Infectious disease expert Dr. Anthony Fauci said Sunday that the UK COVID-19 variant discovered late last year could “cause more damage,” than previously thought, citing preliminary data from the British government.
UK Prime Minister Boris Johnson said during a press briefing on Jan. 22 that with the original COVID-19, 10 out of roughly 1,000 people aged 60 or older would be estimated to die. But with the new B.1.1.7 variant, 13 or 14 people out of 1,000 aged 60 or older would be estimated to die.
Johnson said that the COVID-19 variant could be associated with a higher mortality rate. However, he and UK health officials have stressed there are some uncertainties around those figures.
“When the British investigators looked more closely at the death rate of a certain age group, they found that it was one per thousand ... and then it went up to 1.3 per thousand in a certain group,” Fauci, head of the National Institute of Allergy and Infectious Diseases, told host Margaret Brennan.
“That’s a significant increase. So the most recent data is in accord with what the Brits are saying. We want to look at the data ourselves, but we have every reason to believe them. They’re a very competent group.”
According to the latest CDC data, California has reported the highest number of cases of the UK B.1.1.7 variant, 72, followed by Florida with 50 cases, and New York with 22 cases.

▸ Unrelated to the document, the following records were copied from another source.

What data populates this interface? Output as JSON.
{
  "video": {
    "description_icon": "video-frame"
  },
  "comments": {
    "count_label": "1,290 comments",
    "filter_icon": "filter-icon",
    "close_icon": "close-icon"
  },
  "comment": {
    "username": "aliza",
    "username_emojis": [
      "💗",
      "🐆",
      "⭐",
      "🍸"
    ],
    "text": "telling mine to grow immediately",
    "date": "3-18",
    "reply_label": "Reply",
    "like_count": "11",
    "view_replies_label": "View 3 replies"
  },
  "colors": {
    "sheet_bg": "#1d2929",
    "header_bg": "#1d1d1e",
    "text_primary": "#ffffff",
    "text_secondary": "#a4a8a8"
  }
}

The variant was first reported by state authorities in a rural area in Colorado, hours away from Denver. Officials said in December—when it was found—that the patient hadn’t traveled recently.
Federal health officials have previously warned that models show that the B.1.1.7 variant of the virus has the potential to increase “the U.S. pandemic trajectory in the coming months” and “warrants universal and increased compliance with mitigation strategies, including distancing and masking.”
As a result, “our community is bearing the brunt of the winter surge, experiencing huge numbers of cases, hospitalizations, and deaths—five-times what we experienced over the summer,” Barbara Ferrer, Los Angeles County public health director, said on Jan. 16.
The new B.1.1.7 variant is projected by the CDC to become the dominant COVID-19 variant by March.
Fauci added Sunday that the COVID-19 vaccines available in the United States appear to be effective against the UK variant but said there may be a “very minor diminution” in protection.
“The vaccine induced antibodies, namely the vaccines that some of us have gotten and that we’re rolling out, Moderna and Pfizer vaccines, seem to continue to be protective against the mutant strain,” he said. “It is a very minor diminution but the cushion that you have of efficacy is so large that it’s not going to negatively impact.”